El hombre dio parte a la policía, quien rescató el cuerpo de una mujer que en vida llevó el nombre de Veronica Knight. Las autoridades realizaron una inspección superficial y se fueron, ya que no había motivos para sospechar que aquel lugar fuera un tiradero de cadáveres.
Casi un año después, el 15 de abril de 1979, cuatro jóvenes encontraron un esqueleto a aproximadamente 500 metros de donde habían sido hallados los restos de Veronica Knight. La ropa y la joyería ayudaron a identificar el cadáver de la mujer, que correspondía a Sylvia Pittmanm, reportada como desaparecida en la Navidad de 1976.
Dos cuerpos en una misma área eran algo más que una coincidencia, por lo que el detective K. Harvey propuso la creación de una fuerza especial de 70 policías para peinar la zona. Su petición fue aceptada y la búsqueda comenzó. En los 11 días siguientes, los uniformados encontraron dos cadáveres más, correspondientes a Connie Iordanides y Vicki Howell. El nuevo hallazgo fue filtrado a la prensa local por las propias autoridades, con el propósito de que alguien apareciera con más información. La estrategia dio resultados positivos.
Angela no era su nombre
En mayo siguiente, una mujer que decía llamarse Angela acudió a la policía para declarar sobre un posible sospechoso. Con la información disponible, los agentes detuvieron el 23 de mayo a James Miller, de 39 años, un hombre con un vasto archivo judicial relacionado con el robo de autopartes, aunque sin antecedentes de violencia sexual. Inicialmente, el individuo se mostró muy poco participativo, afirmando que él nada tenía que ver con los hallazgos. Dijo que la mujer en realidad no se llamaba Angela, sino Amelia, y que había sido la novia de Chistopher Worrell, quien falleció en un accidente de auto en febrero de 1977.
Después de varias horas de interrogatorio, Miller mantuvo un silencio estoico. Sin embargo, en algún momento el hombre preguntó: “¿Me pueden dejar unos minutos a solas?” Los investigadores accedieron. Al regresar, Miller volvió a preguntar: “¿Por dónde quieren que comience?”
Miller había conversado con Amelia durante el funeral de Worrell. En esa ocasión el hombre, un homosexual confeso, le dijo a la joven que Worrell merecía morir, que había hecho cosas espantosas. Y qué él (Miller) había sido testigo de varios asesinatos, aunque nunca participó en esos delitos.
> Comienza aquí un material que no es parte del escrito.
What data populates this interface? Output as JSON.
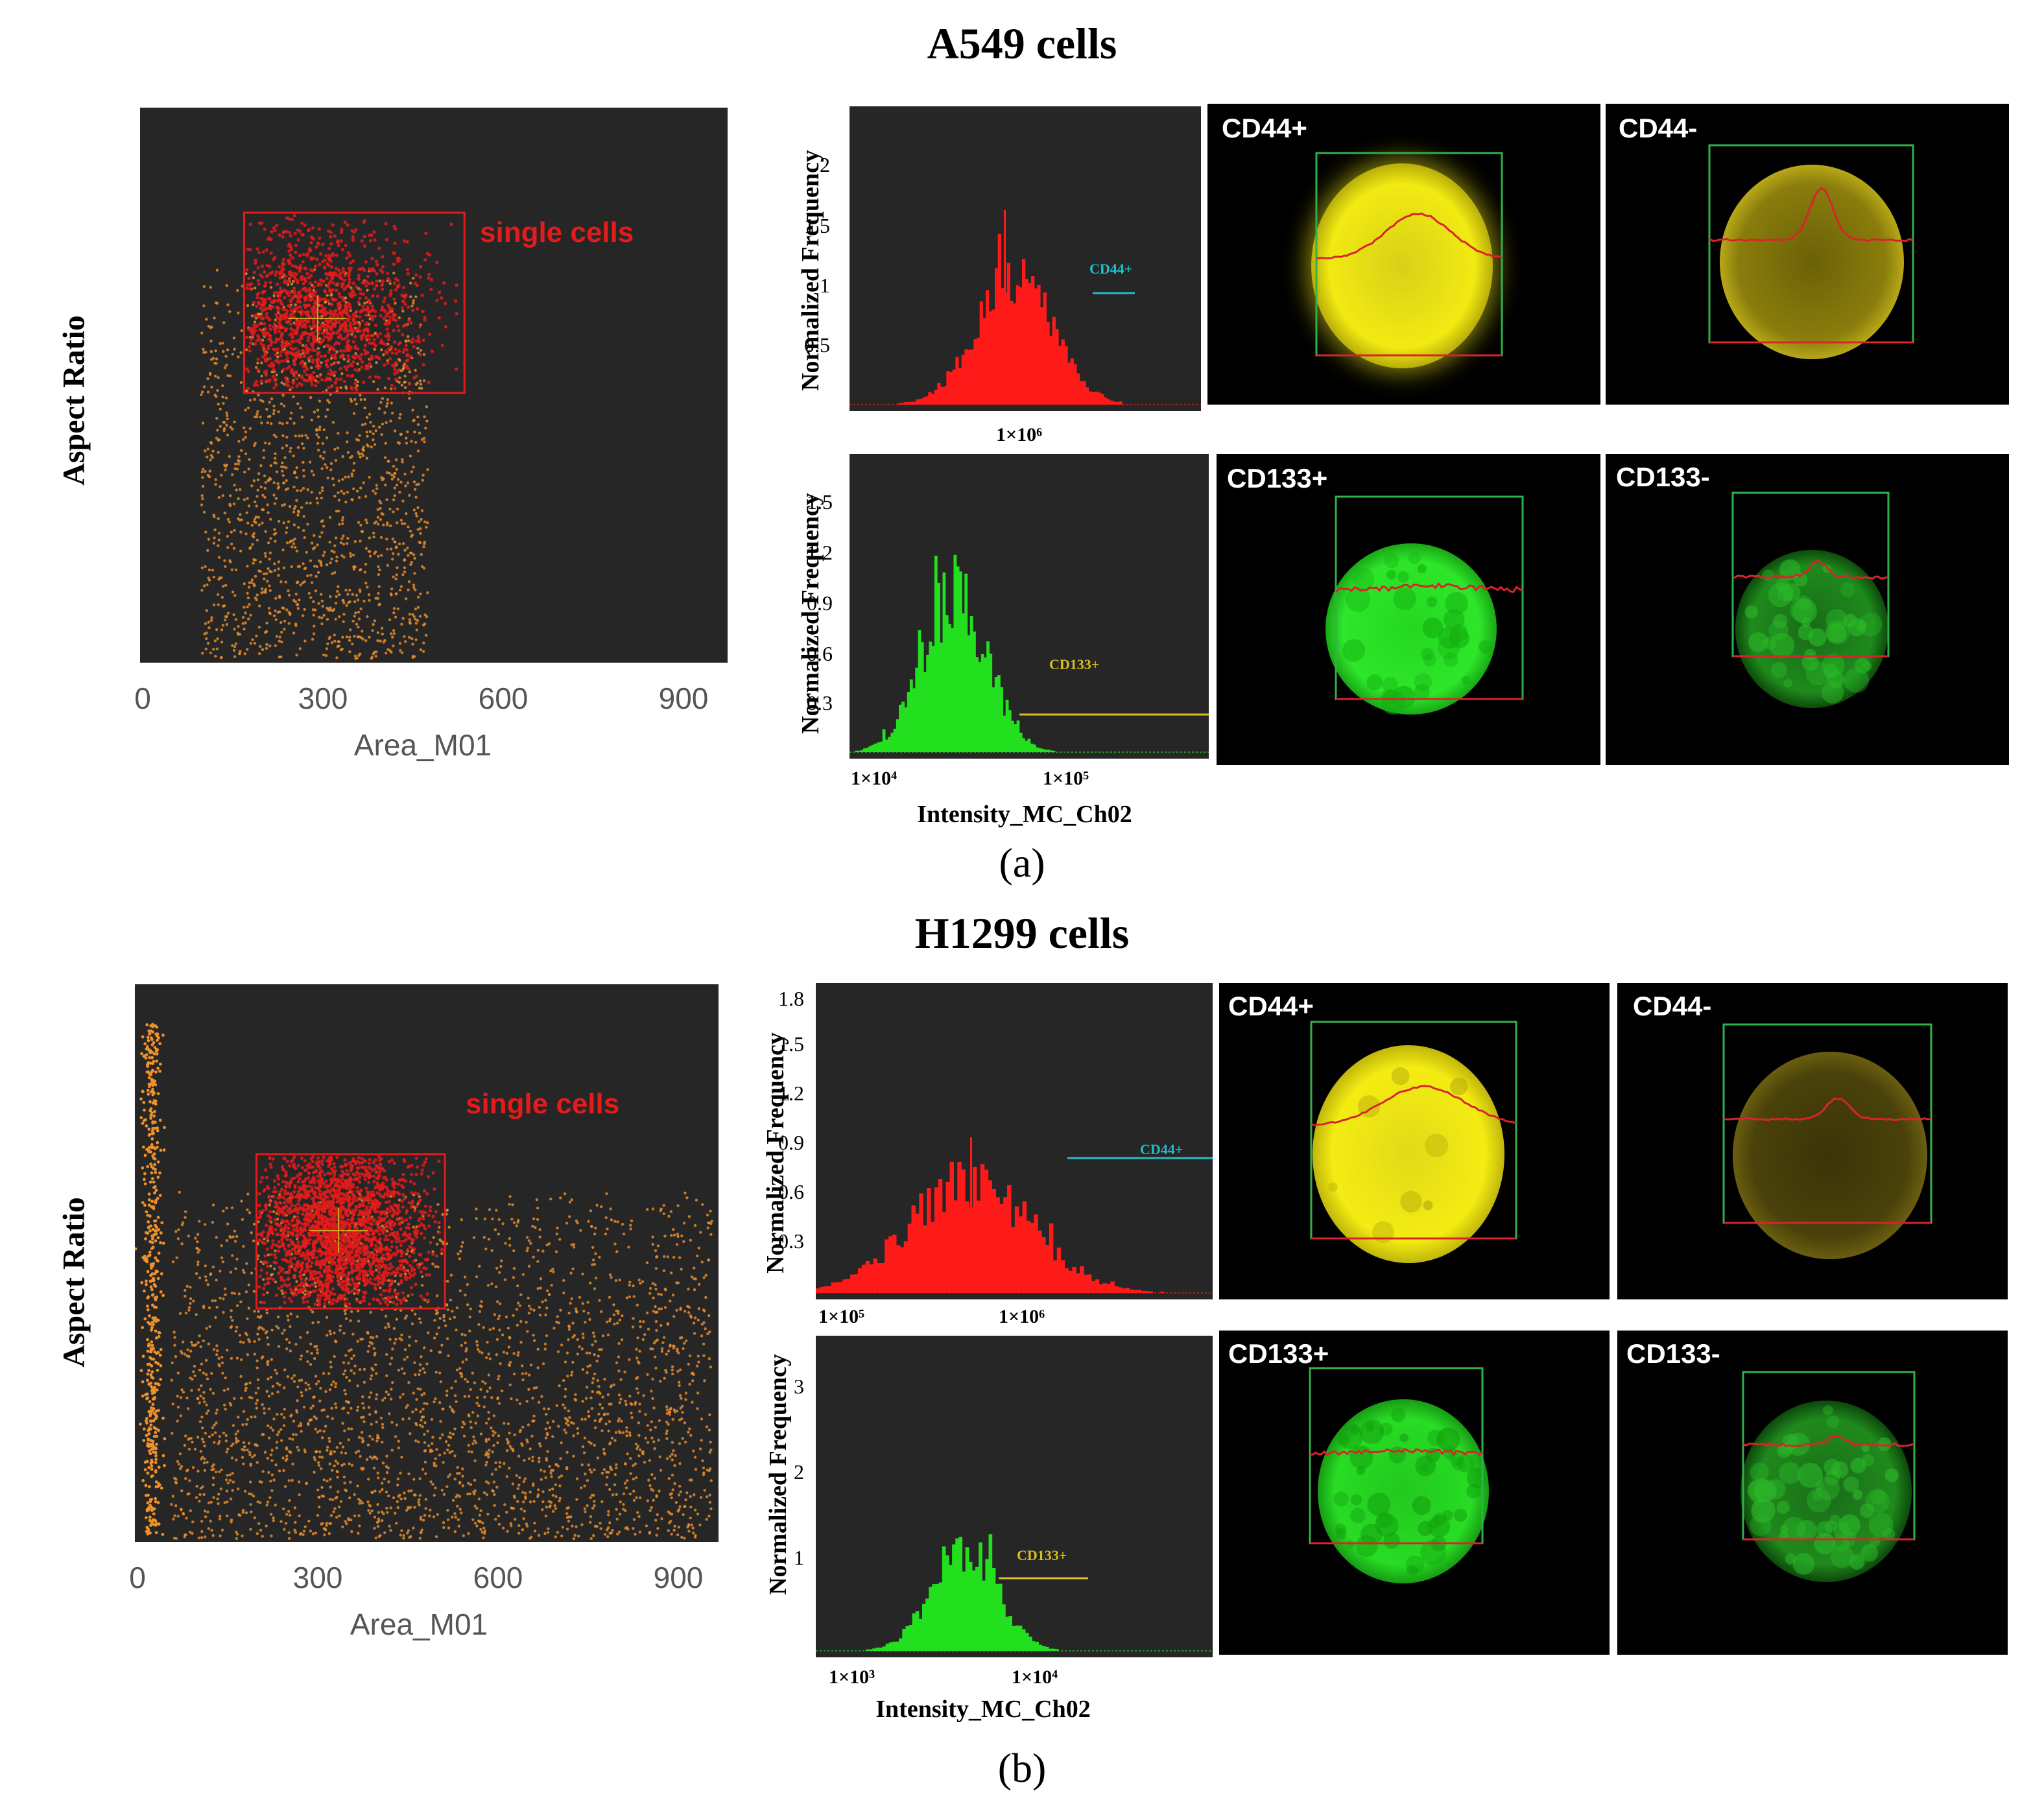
{
  "panels": [
    {
      "id": "a",
      "title": "A549 cells",
      "label": "(a)",
      "scatter": {
        "ylabel": "Aspect Ratio",
        "xlabel": "Area_M01",
        "xticks": [
          "0",
          "300",
          "600",
          "900"
        ],
        "gate_label": "single cells",
        "gate_x": [
          170,
          530
        ],
        "background_color": "#262626",
        "gated_color": "#e31b1b",
        "ungated_color": "#f0902a"
      },
      "hist_cd44": {
        "ylabel": "Normalized Frequency",
        "yticks": [
          "2",
          "1.5",
          "1",
          "0.5"
        ],
        "xticks": [
          "1×10⁶"
        ],
        "xlabel": "",
        "marker": "CD44+",
        "marker_color": "#1fbfc9",
        "fill_color": "#ff1a1a"
      },
      "hist_cd133": {
        "ylabel": "Normalized Frequency",
        "yticks": [
          "1.5",
          "1.2",
          "0.9",
          "0.6",
          "0.3"
        ],
        "xticks": [
          "1×10⁴",
          "1×10⁵"
        ],
        "xlabel": "Intensity_MC_Ch02",
        "marker": "CD133+",
        "marker_color": "#d6c21a",
        "fill_color": "#22e01e"
      },
      "cells": [
        "CD44+",
        "CD44-",
        "CD133+",
        "CD133-"
      ]
    },
    {
      "id": "b",
      "title": "H1299 cells",
      "label": "(b)",
      "scatter": {
        "ylabel": "Aspect Ratio",
        "xlabel": "Area_M01",
        "xticks": [
          "0",
          "300",
          "600",
          "900"
        ],
        "gate_label": "single cells",
        "gate_x": [
          200,
          510
        ],
        "background_color": "#262626",
        "gated_color": "#e31b1b",
        "ungated_color": "#f0902a"
      },
      "hist_cd44": {
        "ylabel": "Normalized Frequency",
        "yticks": [
          "1.8",
          "1.5",
          "1.2",
          "0.9",
          "0.6",
          "0.3"
        ],
        "xticks": [
          "1×10⁵",
          "1×10⁶"
        ],
        "xlabel": "",
        "marker": "CD44+",
        "marker_color": "#1fbfc9",
        "fill_color": "#ff1a1a"
      },
      "hist_cd133": {
        "ylabel": "Normalized Frequency",
        "yticks": [
          "3",
          "2",
          "1"
        ],
        "xticks": [
          "1×10³",
          "1×10⁴"
        ],
        "xlabel": "Intensity_MC_Ch02",
        "marker": "CD133+",
        "marker_color": "#d6c21a",
        "fill_color": "#22e01e"
      },
      "cells": [
        "CD44+",
        "CD44-",
        "CD133+",
        "CD133-"
      ]
    }
  ],
  "chart_data": [
    {
      "type": "scatter",
      "title": "A549 cells",
      "xlabel": "Area_M01",
      "ylabel": "Aspect Ratio",
      "xlim": [
        0,
        960
      ],
      "xticks": [
        0,
        300,
        600,
        900
      ],
      "gate": {
        "name": "single cells",
        "x": [
          170,
          530
        ]
      }
    },
    {
      "type": "bar",
      "ylabel": "Normalized Frequency",
      "yticks": [
        0.5,
        1,
        1.5,
        2
      ],
      "ylim": [
        0,
        2.4
      ],
      "series": [
        {
          "name": "CD44+",
          "peak_x": "1×10⁶",
          "peak_y": 1.3
        }
      ]
    },
    {
      "type": "bar",
      "xlabel": "Intensity_MC_Ch02",
      "ylabel": "Normalized Frequency",
      "yticks": [
        0.3,
        0.6,
        0.9,
        1.2,
        1.5
      ],
      "ylim": [
        0,
        1.8
      ],
      "series": [
        {
          "name": "CD133+",
          "peak_y": 1.05
        }
      ]
    },
    {
      "type": "scatter",
      "title": "H1299 cells",
      "xlabel": "Area_M01",
      "ylabel": "Aspect Ratio",
      "xlim": [
        0,
        960
      ],
      "xticks": [
        0,
        300,
        600,
        900
      ],
      "gate": {
        "name": "single cells",
        "x": [
          200,
          510
        ]
      }
    },
    {
      "type": "bar",
      "ylabel": "Normalized Frequency",
      "yticks": [
        0.3,
        0.6,
        0.9,
        1.2,
        1.5,
        1.8
      ],
      "ylim": [
        0,
        1.95
      ],
      "series": [
        {
          "name": "CD44+",
          "peak_y": 0.95
        }
      ]
    },
    {
      "type": "bar",
      "xlabel": "Intensity_MC_Ch02",
      "ylabel": "Normalized Frequency",
      "yticks": [
        1,
        2,
        3
      ],
      "ylim": [
        0,
        3.7
      ],
      "series": [
        {
          "name": "CD133+",
          "peak_y": 1.3
        }
      ]
    }
  ]
}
Amelia mantuvo en secreto esa conversación por dos años, hasta que leyó el caso de los hallazgos en Swamp Road.
Después de colaborar con la policía con la ubicación de otros tres cadáveres, Miller dijo que conoció a Christopher Worrell en la cárcel, donde primero fueron amigos y después amantes. Ya en libertad, la pareja se volvió a reunir, aunque ya no vivieron juntos, sólo de vez en cuando Worrell permitía que Miller le practicara alguna felación.
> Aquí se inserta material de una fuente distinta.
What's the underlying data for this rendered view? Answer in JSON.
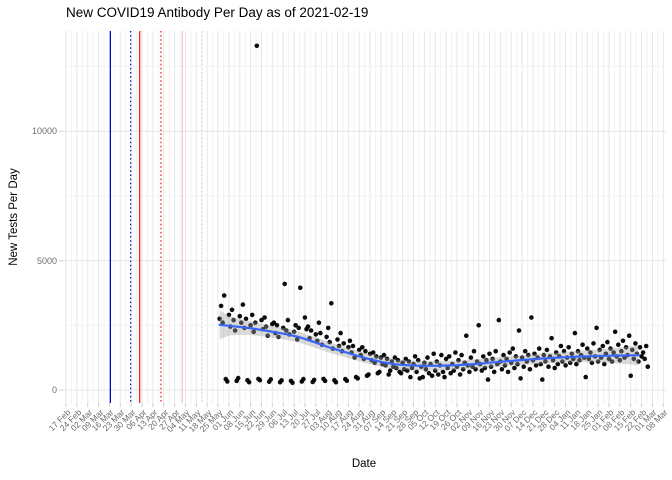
{
  "chart_data": {
    "type": "scatter",
    "title": "New COVID19 Antibody Per Day as of 2021-02-19",
    "xlabel": "Date",
    "ylabel": "New Tests Per Day",
    "y_ticks": [
      0,
      5000,
      10000
    ],
    "y_minor_ticks": [
      2500,
      7500,
      12500
    ],
    "x_tick_labels": [
      "17 Feb",
      "24 Feb",
      "02 Mar",
      "09 Mar",
      "16 Mar",
      "23 Mar",
      "30 Mar",
      "06 Apr",
      "13 Apr",
      "20 Apr",
      "27 Apr",
      "04 May",
      "11 May",
      "18 May",
      "25 May",
      "01 Jun",
      "08 Jun",
      "15 Jun",
      "22 Jun",
      "29 Jun",
      "06 Jul",
      "13 Jul",
      "20 Jul",
      "27 Jul",
      "03 Aug",
      "10 Aug",
      "17 Aug",
      "24 Aug",
      "31 Aug",
      "07 Sep",
      "14 Sep",
      "21 Sep",
      "28 Sep",
      "05 Oct",
      "12 Oct",
      "19 Oct",
      "26 Oct",
      "02 Nov",
      "09 Nov",
      "16 Nov",
      "23 Nov",
      "30 Nov",
      "07 Dec",
      "14 Dec",
      "21 Dec",
      "28 Dec",
      "04 Jan",
      "11 Jan",
      "18 Jan",
      "25 Jan",
      "01 Feb",
      "08 Feb",
      "15 Feb",
      "22 Feb",
      "01 Mar",
      "08 Mar"
    ],
    "x_tick_interval_days": 7,
    "grid": true,
    "legend": false,
    "points": [
      [
        99,
        2750
      ],
      [
        100,
        3250
      ],
      [
        101,
        2600
      ],
      [
        102,
        3650
      ],
      [
        103,
        420
      ],
      [
        104,
        330
      ],
      [
        105,
        2900
      ],
      [
        106,
        2450
      ],
      [
        107,
        3100
      ],
      [
        108,
        2700
      ],
      [
        109,
        2300
      ],
      [
        110,
        350
      ],
      [
        111,
        460
      ],
      [
        112,
        2850
      ],
      [
        113,
        2600
      ],
      [
        114,
        3300
      ],
      [
        115,
        2400
      ],
      [
        116,
        2750
      ],
      [
        117,
        380
      ],
      [
        118,
        300
      ],
      [
        119,
        2500
      ],
      [
        120,
        2900
      ],
      [
        121,
        2250
      ],
      [
        122,
        2600
      ],
      [
        123,
        13300
      ],
      [
        124,
        430
      ],
      [
        125,
        380
      ],
      [
        126,
        2700
      ],
      [
        127,
        2350
      ],
      [
        128,
        2800
      ],
      [
        129,
        2450
      ],
      [
        130,
        2100
      ],
      [
        131,
        320
      ],
      [
        132,
        410
      ],
      [
        133,
        2550
      ],
      [
        134,
        2600
      ],
      [
        135,
        2200
      ],
      [
        136,
        2500
      ],
      [
        137,
        2050
      ],
      [
        138,
        300
      ],
      [
        139,
        370
      ],
      [
        140,
        2400
      ],
      [
        141,
        4100
      ],
      [
        142,
        2300
      ],
      [
        143,
        2700
      ],
      [
        144,
        2150
      ],
      [
        145,
        350
      ],
      [
        146,
        280
      ],
      [
        147,
        2250
      ],
      [
        148,
        2500
      ],
      [
        149,
        1950
      ],
      [
        150,
        2400
      ],
      [
        151,
        3950
      ],
      [
        152,
        330
      ],
      [
        153,
        420
      ],
      [
        154,
        2800
      ],
      [
        155,
        2350
      ],
      [
        156,
        2450
      ],
      [
        157,
        2000
      ],
      [
        158,
        2300
      ],
      [
        159,
        310
      ],
      [
        160,
        390
      ],
      [
        161,
        2150
      ],
      [
        162,
        1900
      ],
      [
        163,
        2600
      ],
      [
        164,
        2200
      ],
      [
        165,
        1750
      ],
      [
        166,
        430
      ],
      [
        167,
        350
      ],
      [
        168,
        2050
      ],
      [
        169,
        2400
      ],
      [
        170,
        1850
      ],
      [
        171,
        3350
      ],
      [
        172,
        1600
      ],
      [
        173,
        380
      ],
      [
        174,
        300
      ],
      [
        175,
        1950
      ],
      [
        176,
        1700
      ],
      [
        177,
        2200
      ],
      [
        178,
        1500
      ],
      [
        179,
        1800
      ],
      [
        180,
        420
      ],
      [
        181,
        360
      ],
      [
        182,
        1650
      ],
      [
        183,
        1900
      ],
      [
        184,
        1450
      ],
      [
        185,
        1700
      ],
      [
        186,
        1250
      ],
      [
        187,
        500
      ],
      [
        188,
        450
      ],
      [
        189,
        1550
      ],
      [
        190,
        1350
      ],
      [
        191,
        1650
      ],
      [
        192,
        1200
      ],
      [
        193,
        1500
      ],
      [
        194,
        550
      ],
      [
        195,
        600
      ],
      [
        196,
        1400
      ],
      [
        197,
        1150
      ],
      [
        198,
        1450
      ],
      [
        199,
        1050
      ],
      [
        200,
        1300
      ],
      [
        201,
        650
      ],
      [
        202,
        700
      ],
      [
        203,
        1250
      ],
      [
        204,
        1000
      ],
      [
        205,
        1350
      ],
      [
        206,
        950
      ],
      [
        207,
        1200
      ],
      [
        208,
        600
      ],
      [
        209,
        750
      ],
      [
        210,
        1100
      ],
      [
        211,
        900
      ],
      [
        212,
        1250
      ],
      [
        213,
        850
      ],
      [
        214,
        1150
      ],
      [
        215,
        700
      ],
      [
        216,
        650
      ],
      [
        217,
        1050
      ],
      [
        218,
        800
      ],
      [
        219,
        1200
      ],
      [
        220,
        750
      ],
      [
        221,
        1100
      ],
      [
        222,
        500
      ],
      [
        223,
        850
      ],
      [
        224,
        1000
      ],
      [
        225,
        1300
      ],
      [
        226,
        700
      ],
      [
        227,
        1150
      ],
      [
        228,
        450
      ],
      [
        229,
        900
      ],
      [
        230,
        500
      ],
      [
        231,
        1050
      ],
      [
        232,
        800
      ],
      [
        233,
        1250
      ],
      [
        234,
        650
      ],
      [
        235,
        1000
      ],
      [
        236,
        550
      ],
      [
        237,
        1400
      ],
      [
        238,
        750
      ],
      [
        239,
        1100
      ],
      [
        240,
        600
      ],
      [
        241,
        950
      ],
      [
        242,
        1350
      ],
      [
        243,
        700
      ],
      [
        244,
        500
      ],
      [
        245,
        1200
      ],
      [
        246,
        850
      ],
      [
        247,
        1300
      ],
      [
        248,
        650
      ],
      [
        249,
        1000
      ],
      [
        250,
        750
      ],
      [
        251,
        1450
      ],
      [
        252,
        900
      ],
      [
        253,
        1150
      ],
      [
        254,
        600
      ],
      [
        255,
        1350
      ],
      [
        256,
        800
      ],
      [
        257,
        1050
      ],
      [
        258,
        2100
      ],
      [
        259,
        950
      ],
      [
        260,
        700
      ],
      [
        261,
        1250
      ],
      [
        262,
        900
      ],
      [
        263,
        1500
      ],
      [
        264,
        800
      ],
      [
        265,
        1100
      ],
      [
        266,
        2500
      ],
      [
        267,
        1000
      ],
      [
        268,
        750
      ],
      [
        269,
        1300
      ],
      [
        270,
        850
      ],
      [
        271,
        1150
      ],
      [
        272,
        400
      ],
      [
        273,
        1400
      ],
      [
        274,
        900
      ],
      [
        275,
        1200
      ],
      [
        276,
        700
      ],
      [
        277,
        1500
      ],
      [
        278,
        1000
      ],
      [
        279,
        2700
      ],
      [
        280,
        1100
      ],
      [
        281,
        800
      ],
      [
        282,
        1350
      ],
      [
        283,
        950
      ],
      [
        284,
        1200
      ],
      [
        285,
        700
      ],
      [
        286,
        1450
      ],
      [
        287,
        1050
      ],
      [
        288,
        1600
      ],
      [
        289,
        850
      ],
      [
        290,
        1300
      ],
      [
        291,
        1000
      ],
      [
        292,
        2300
      ],
      [
        293,
        450
      ],
      [
        294,
        1250
      ],
      [
        295,
        900
      ],
      [
        296,
        1500
      ],
      [
        297,
        1100
      ],
      [
        298,
        1350
      ],
      [
        299,
        800
      ],
      [
        300,
        2800
      ],
      [
        301,
        1150
      ],
      [
        302,
        1400
      ],
      [
        303,
        950
      ],
      [
        304,
        1250
      ],
      [
        305,
        1600
      ],
      [
        306,
        1000
      ],
      [
        307,
        400
      ],
      [
        308,
        1350
      ],
      [
        309,
        1100
      ],
      [
        310,
        1550
      ],
      [
        311,
        900
      ],
      [
        312,
        1300
      ],
      [
        313,
        2000
      ],
      [
        314,
        1150
      ],
      [
        315,
        850
      ],
      [
        316,
        1450
      ],
      [
        317,
        1000
      ],
      [
        318,
        1300
      ],
      [
        319,
        1700
      ],
      [
        320,
        1100
      ],
      [
        321,
        1500
      ],
      [
        322,
        950
      ],
      [
        323,
        1250
      ],
      [
        324,
        1650
      ],
      [
        325,
        1050
      ],
      [
        326,
        1400
      ],
      [
        327,
        1200
      ],
      [
        328,
        2200
      ],
      [
        329,
        1000
      ],
      [
        330,
        1500
      ],
      [
        331,
        1150
      ],
      [
        332,
        1350
      ],
      [
        333,
        1750
      ],
      [
        334,
        1250
      ],
      [
        335,
        500
      ],
      [
        336,
        1600
      ],
      [
        337,
        1200
      ],
      [
        338,
        1450
      ],
      [
        339,
        1050
      ],
      [
        340,
        1800
      ],
      [
        341,
        1300
      ],
      [
        342,
        2400
      ],
      [
        343,
        1100
      ],
      [
        344,
        1550
      ],
      [
        345,
        1250
      ],
      [
        346,
        1700
      ],
      [
        347,
        1000
      ],
      [
        348,
        1400
      ],
      [
        349,
        1850
      ],
      [
        350,
        1200
      ],
      [
        351,
        1600
      ],
      [
        352,
        1100
      ],
      [
        353,
        1450
      ],
      [
        354,
        2250
      ],
      [
        355,
        1300
      ],
      [
        356,
        1750
      ],
      [
        357,
        1150
      ],
      [
        358,
        1500
      ],
      [
        359,
        1900
      ],
      [
        360,
        1250
      ],
      [
        361,
        1650
      ],
      [
        362,
        1350
      ],
      [
        363,
        2100
      ],
      [
        364,
        550
      ],
      [
        365,
        1550
      ],
      [
        366,
        1200
      ],
      [
        367,
        1800
      ],
      [
        368,
        1400
      ],
      [
        369,
        1100
      ],
      [
        370,
        1650
      ],
      [
        371,
        1300
      ],
      [
        372,
        1450
      ],
      [
        373,
        1200
      ],
      [
        374,
        1700
      ],
      [
        375,
        900
      ]
    ],
    "smooth_line": {
      "knots": [
        [
          99,
          2520
        ],
        [
          110,
          2450
        ],
        [
          120,
          2380
        ],
        [
          130,
          2280
        ],
        [
          140,
          2180
        ],
        [
          150,
          2050
        ],
        [
          160,
          1850
        ],
        [
          170,
          1640
        ],
        [
          180,
          1460
        ],
        [
          193,
          1230
        ],
        [
          205,
          1060
        ],
        [
          215,
          975
        ],
        [
          228,
          935
        ],
        [
          240,
          935
        ],
        [
          252,
          960
        ],
        [
          265,
          1010
        ],
        [
          278,
          1080
        ],
        [
          292,
          1150
        ],
        [
          305,
          1205
        ],
        [
          318,
          1255
        ],
        [
          330,
          1290
        ],
        [
          342,
          1315
        ],
        [
          355,
          1330
        ],
        [
          371,
          1345
        ]
      ]
    },
    "ribbon_half_width": [
      [
        99,
        560
      ],
      [
        105,
        380
      ],
      [
        115,
        280
      ],
      [
        130,
        230
      ],
      [
        150,
        210
      ],
      [
        170,
        200
      ],
      [
        193,
        195
      ],
      [
        215,
        185
      ],
      [
        240,
        180
      ],
      [
        265,
        175
      ],
      [
        292,
        185
      ],
      [
        318,
        200
      ],
      [
        340,
        240
      ],
      [
        355,
        300
      ],
      [
        371,
        390
      ]
    ],
    "event_lines": [
      {
        "day": 28.6,
        "style": "solid",
        "color": "#0000CC"
      },
      {
        "day": 41.7,
        "style": "dotted",
        "color": "#0000CC"
      },
      {
        "day": 47.5,
        "style": "solid",
        "color": "#EE1111"
      },
      {
        "day": 61.2,
        "style": "dotted",
        "color": "#EE1111"
      },
      {
        "day": 75.0,
        "style": "solid",
        "color": "#FFBFCB"
      },
      {
        "day": 87.7,
        "style": "dotted",
        "color": "#FFBFCB"
      }
    ],
    "colors": {
      "point": "#000000",
      "smooth_line": "#3A66F8",
      "ribbon": "#9E9E9E",
      "grid_major": "#E6E6E6",
      "grid_minor": "#F2F2F2",
      "tick_mark": "#D0D0D0",
      "axis_text": "#6D6D6D",
      "title_text": "#000000",
      "background": "#FFFFFF"
    }
  }
}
Miller siempre acompañó a su amigo en sus correrías por los distritos rojos de la zona. De acuerdo con su confesión, nunca supo en qué momento Worrell pasó de la violencia sexual al asesinato. El amor por este hombre orilló a Miller a servirle de chofer y a ayudarlo a esconder a las siete mujeres asesinadas, víctimas que fueron violadas en varias ocasiones antes de ser sacrificadas, siempre mediante estrangulamiento.
Las autoridades nunca creyeron la versión de Miller y éste fue condenado a prisión perpetua. Irónicamente, el único testigo de descargo que el condenado pudo tener murió en un accidente de auto: Christopher Worrell.